The volume closes with Aurelia Usoniene and Audrone Šoliene’s “Choice of strategies in realisations of epistemic possibility in English and Lithuanian”. This contribution pays attention to the process of formalisation of epistemic possibility in these two languages, under the assumption that English auxiliaries and adverbs will behave differently in this field of modality than Lithuanian modals and adverbs. This includes units like ‘can, could, may, might’ vs. ‘maybe, perhaps, possibly’ in English, and ‘galėti’ ‘can/could/may/might’ vs. ‘gal, galgi, galbῡt, rasi, lyg ir’ ‘maybe/perhaps/possibly’ in Lithuanian. The study makes use of two comparable and parallel corpora derived from ParaCorpE-LT-E, a corpus made up of original English and Lithuanian fictional texts and their translations into Lithuanian and English, respectively. Among other results, this investigation points at a preference for modal auxiliaries in the case of English, and a preference for modal adverbials in the case of Lithuanian. Additionally, the analysis of translational correspondences validates the hypotheses on features that are different in original English and original Lithuanian. An asset of this paper lies in the fact that it depicts and characterises the process of grammaticalisation in the two languages studied, with English auxiliaries displaying a higher degree of grammaticalisation than Lithuanian ones. This also sheds light on the issue of translation equivalences in relation to grammatical categories.

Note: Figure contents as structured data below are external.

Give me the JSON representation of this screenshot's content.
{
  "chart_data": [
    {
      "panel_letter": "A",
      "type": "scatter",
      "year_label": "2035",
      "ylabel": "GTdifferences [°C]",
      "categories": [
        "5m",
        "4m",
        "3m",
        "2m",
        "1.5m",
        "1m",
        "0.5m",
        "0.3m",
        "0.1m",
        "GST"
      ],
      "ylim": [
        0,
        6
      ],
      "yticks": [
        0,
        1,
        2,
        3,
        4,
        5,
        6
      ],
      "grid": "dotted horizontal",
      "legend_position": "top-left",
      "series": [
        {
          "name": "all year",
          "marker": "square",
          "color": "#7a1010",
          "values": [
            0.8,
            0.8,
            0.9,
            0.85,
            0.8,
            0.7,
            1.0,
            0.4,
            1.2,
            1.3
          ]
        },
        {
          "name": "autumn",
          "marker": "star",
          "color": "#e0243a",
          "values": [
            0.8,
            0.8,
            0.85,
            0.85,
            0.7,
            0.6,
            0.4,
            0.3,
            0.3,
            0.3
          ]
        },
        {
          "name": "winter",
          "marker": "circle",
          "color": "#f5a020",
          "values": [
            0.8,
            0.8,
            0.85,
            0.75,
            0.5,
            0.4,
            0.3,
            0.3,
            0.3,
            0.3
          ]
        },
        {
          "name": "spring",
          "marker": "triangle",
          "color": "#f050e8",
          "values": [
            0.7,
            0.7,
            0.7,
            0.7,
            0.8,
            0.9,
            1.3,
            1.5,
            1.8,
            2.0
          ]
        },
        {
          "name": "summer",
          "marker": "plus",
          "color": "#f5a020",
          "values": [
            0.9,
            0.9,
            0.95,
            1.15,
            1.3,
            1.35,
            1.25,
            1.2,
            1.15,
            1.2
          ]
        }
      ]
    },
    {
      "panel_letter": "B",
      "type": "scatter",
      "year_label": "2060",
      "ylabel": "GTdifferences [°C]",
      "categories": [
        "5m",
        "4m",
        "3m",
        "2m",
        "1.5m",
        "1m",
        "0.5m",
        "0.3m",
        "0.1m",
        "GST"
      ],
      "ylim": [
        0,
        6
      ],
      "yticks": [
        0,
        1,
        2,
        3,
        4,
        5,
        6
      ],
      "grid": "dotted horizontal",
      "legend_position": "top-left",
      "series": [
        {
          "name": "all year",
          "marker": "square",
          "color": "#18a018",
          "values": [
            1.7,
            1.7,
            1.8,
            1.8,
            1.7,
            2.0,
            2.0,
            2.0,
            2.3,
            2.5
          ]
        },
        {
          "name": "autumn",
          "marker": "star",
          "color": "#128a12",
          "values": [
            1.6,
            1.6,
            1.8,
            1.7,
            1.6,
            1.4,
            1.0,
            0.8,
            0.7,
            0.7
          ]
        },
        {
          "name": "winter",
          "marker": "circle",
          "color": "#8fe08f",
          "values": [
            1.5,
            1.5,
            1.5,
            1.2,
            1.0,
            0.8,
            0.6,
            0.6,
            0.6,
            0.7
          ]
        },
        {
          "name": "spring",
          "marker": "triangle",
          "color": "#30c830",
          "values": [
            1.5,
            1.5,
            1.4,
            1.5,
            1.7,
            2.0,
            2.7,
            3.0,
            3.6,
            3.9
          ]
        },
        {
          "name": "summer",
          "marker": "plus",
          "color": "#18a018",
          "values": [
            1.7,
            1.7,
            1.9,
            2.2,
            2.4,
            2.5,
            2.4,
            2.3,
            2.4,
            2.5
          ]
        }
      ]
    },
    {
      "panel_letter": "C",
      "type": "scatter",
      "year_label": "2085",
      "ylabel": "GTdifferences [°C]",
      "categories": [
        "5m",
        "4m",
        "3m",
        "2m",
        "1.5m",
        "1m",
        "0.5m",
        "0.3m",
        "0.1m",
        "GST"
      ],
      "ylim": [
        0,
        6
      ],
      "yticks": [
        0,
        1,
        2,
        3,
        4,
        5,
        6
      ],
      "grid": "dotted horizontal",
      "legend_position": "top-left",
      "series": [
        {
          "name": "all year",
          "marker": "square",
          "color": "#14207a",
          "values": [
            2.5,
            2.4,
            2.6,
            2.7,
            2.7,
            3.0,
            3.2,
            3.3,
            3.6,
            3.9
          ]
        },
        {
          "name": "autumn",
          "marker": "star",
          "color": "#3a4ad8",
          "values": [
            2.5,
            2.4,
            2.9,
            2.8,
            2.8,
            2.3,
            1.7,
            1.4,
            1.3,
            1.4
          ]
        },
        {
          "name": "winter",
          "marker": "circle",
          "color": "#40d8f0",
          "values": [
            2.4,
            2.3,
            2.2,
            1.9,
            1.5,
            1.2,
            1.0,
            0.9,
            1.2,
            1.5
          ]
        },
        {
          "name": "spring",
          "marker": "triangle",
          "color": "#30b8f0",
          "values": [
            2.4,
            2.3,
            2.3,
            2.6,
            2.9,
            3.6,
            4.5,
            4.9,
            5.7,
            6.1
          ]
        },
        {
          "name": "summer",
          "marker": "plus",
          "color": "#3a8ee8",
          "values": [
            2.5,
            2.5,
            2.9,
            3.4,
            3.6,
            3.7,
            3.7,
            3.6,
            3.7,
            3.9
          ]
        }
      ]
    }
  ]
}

This book is a welcome addition to the field of contrastive studies viewed from the empirical side of corpus linguistics. The six contributions have the common goal of providing a descriptive and theoretical insight into the differences and similarities between languages, which they do by resorting to a limited array of languages, namely Dutch, Spanish, Lithuanian and, especially, French and English. In all cases, English serves as the tertium comparationis. As has been observed, the volume covers several linguistic domains (e.g. syntax, modality and discourse) and explores diverse types of research questions (e.g. grammaticalisation, pragmatic functions, stylistic functions and typological profile), which make it a varied and attractive work. As is expected for a volume centred on corpus studies, the reader is here provided with a substantial number of examples to empirically back up the points under discussion, to the point that almost every hypothesis and statement is checked against corpus records. This overwhelming amount of data is accompanied by the interaction with statistical tests in order to endorse the validity and authenticity of the experiments. Furthermore, the investigations are carried out by using different types of corpora, and so it is possible to find corpora of a contemporary and historical nature, written and spoken, and embracing a range of text types. This is a positive aspect of the book, restrained only by the reduced number of contributions in it.

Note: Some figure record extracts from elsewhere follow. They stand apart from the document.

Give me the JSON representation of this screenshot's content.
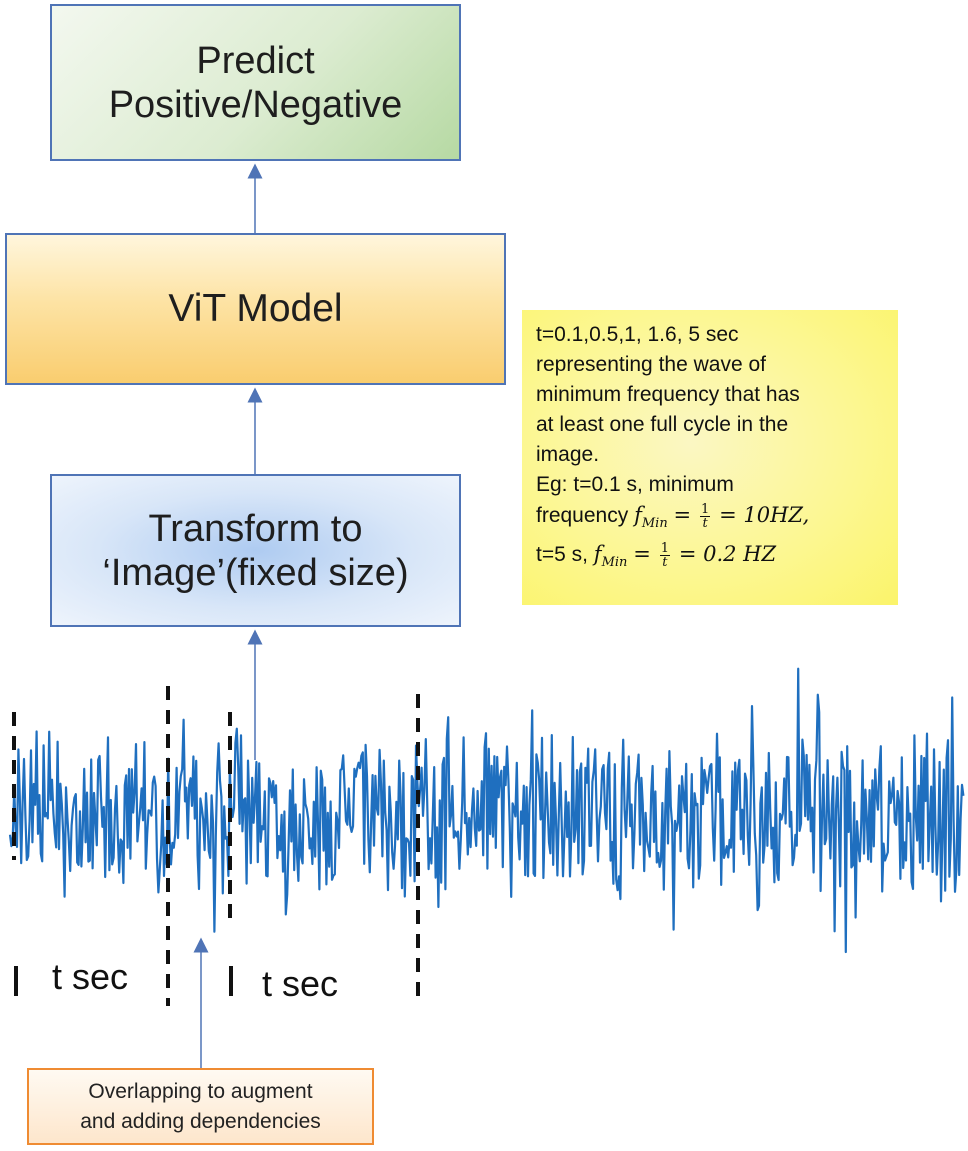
{
  "boxes": {
    "predict": "Predict\nPositive/Negative",
    "vit": "ViT Model",
    "transform": "Transform to\n‘Image’(fixed size)",
    "overlap": "Overlapping to augment\nand adding dependencies"
  },
  "note": {
    "line1": "t=0.1,0.5,1, 1.6, 5 sec",
    "line2": "representing the wave of",
    "line3": "minimum frequency that has",
    "line4": "at least one full cycle in the",
    "line5": "image.",
    "line6": "Eg: t=0.1 s, minimum",
    "line7_prefix": "frequency",
    "f_symbol": "f",
    "f_subscript": "Min",
    "eq": "=",
    "frac_num": "1",
    "frac_den": "t",
    "result1": "= 10HZ,",
    "line8_prefix": "t=5 s,",
    "result2": "= 0.2 HZ"
  },
  "labels": {
    "segment1": "t sec",
    "segment2": "t sec"
  },
  "colors": {
    "signal": "#1f6fbf",
    "arrow": "#4f74b6",
    "box_border": "#4f74b6",
    "note_bg": "#fcf78f",
    "overlap_border": "#ef8b32"
  }
}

If, as can be read in the editors’ introduction, one of their aims is “to enhance the testability, authenticity and empirical adequacy in this field” (p. 2), this seems to be the right moment for this book. The shift that contrastive studies are currently witnessing, where growing attention is being paid to pragmatic and discourse processes, justifies a timely publication and the inclusion of chapters devoted mainly to these two subfields of linguistics, even if one wonders if articles belonging to spheres like phonology or morphology could have joined the collection.

All in all, this is an attractive and readable volume that will hopefully encourage future attempts in the subject of contrastive linguistics, for the languages examined here and beyond. It will be of interest to scholars already working in cross-linguistic areas of language, especially those with a focus on pragmatics and discourse studies, but maybe not so much so to the uninitiated in the field of contrastive linguistics.


Jesús Fernández-Domínguez holds a PhD in English Linguistics and is currently a lecturer at the University of Valencia, Spain. His research has mainly focused on English word-formation and morphology, contrastive linguistics and learner corpora, among other things.